Will “Unlimited Detail” Voxel Engine Still Revolutionize Gaming? Euclideon Explain Their Absence
by Omar T
If you remember the concept of Unlimited Detail and the team at Euclideon who helped coin that term 2 years ago, you might also have noticed how they’ve dropped off the face of their Earth for a prolonged amount of time. (They originally predicted 1 year).
With the cutting edge next-gen consoles from Sony and Microsoft on their way, we were still interested in the concept of Unlimited Detail with it’s potentialities. So we decided to send out an email to the company wondering if they were still interested in making a gaming engine or if they’ve shifted their goals entirely.
Well, this is the response we got:
Due to our recent launch of GeoverseTM we have been very busy showcasing the Real Time Point Cloud Data 3D visualisation capability of our software around the world, which has enjoyed positive feedback.
Our new website has launched, including historical videos (more to come) and press releases about our progress ahead.
In regard to a games engine, we are presently focusing on industries that have lacked the quality of visuals and usability afforded to gamers for some time.

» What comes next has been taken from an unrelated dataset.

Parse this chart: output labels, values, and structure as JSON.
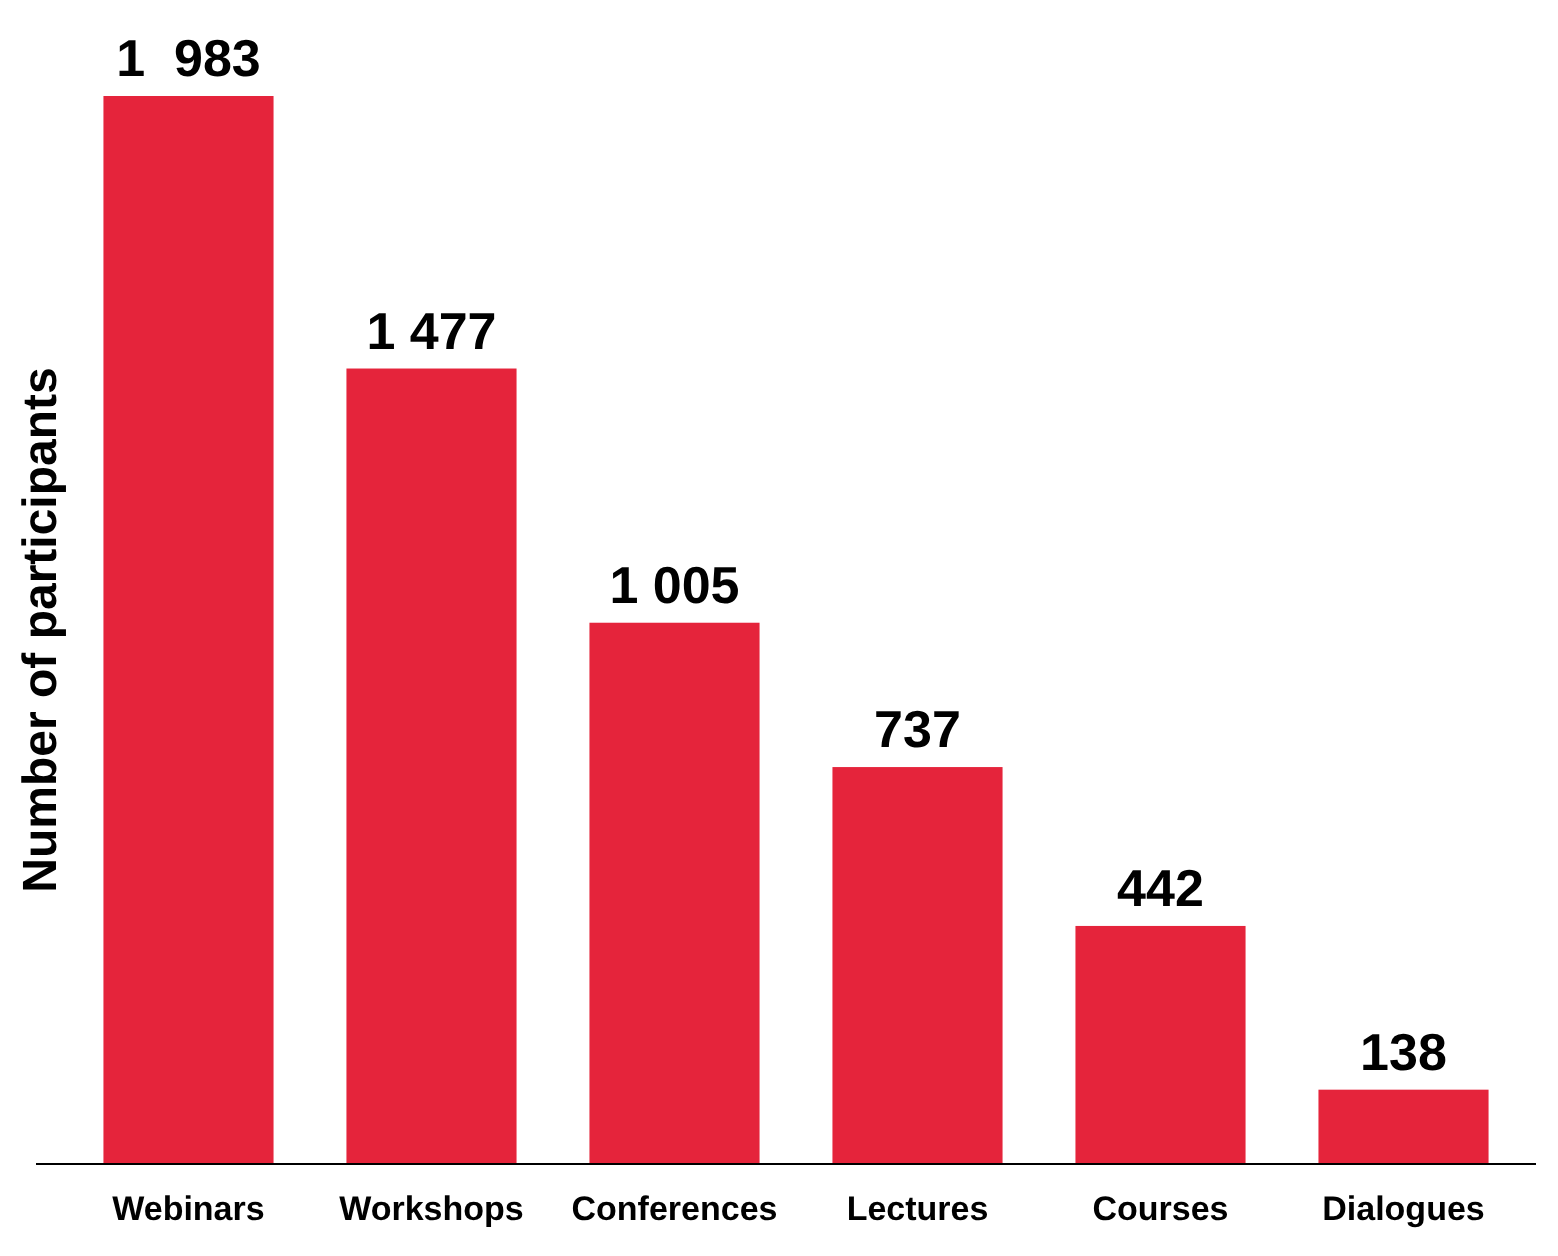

The capability provided by GeoverseTM with Unlimited Detail, are profound for a range of specialist fields with unwieldy software tools.
Considering we are games developers at heart, creating something special is always on our mind, we’ll let you know in the future when we can reveal a nice surprise.
It still clearly looks as if they’re still interested in the developing side of the game industry, but as they noted, their focus is more towards other industries that have not had the luxury us gamers have been experiencing. Some of their notable collaborations were for projects such as aerospace3d. It’s nice to see they’ve found an audience for their technologies but we wonder why the main focus isn’t on gaming.
Eculidean desrcibes their revolutionary technology as a form of point cloud rendering system, which uses a large number of individual points to create models, instead of a more traditional polygon mesh. According to their description, the engine uses a search algorithm to determine which of these points are visible on-screen, and then displays only these points; on a 1024×768 display, for example, the engine would display only 786,432 visible points in each frame. As the engine is displaying the same amount of points in every frame, the level of geometric detail provided is limited only by the amount of memory needed to store the point cloud data, and the rendering speed is limited only by the screen resolution.
Back in 2010, the Australian Federal Government were so impressed with the new technology that they gave Euclidean their largest grant ever: $2 million to support the implementation of multi-platform functionality to Unlimited Detail so it would be able to run on mobile phones, game consoles, and more.
You can imagine how Euclidean technology would change the face of the industry. Mobile phones would be capable of running console-level graphics, and the Wii U would no longer be considered an under-powered system. Graphics on the PS4 and Xbox 720 would be no less impressive than in animated films.
We still have hope for the engine although it’s submerged for so long.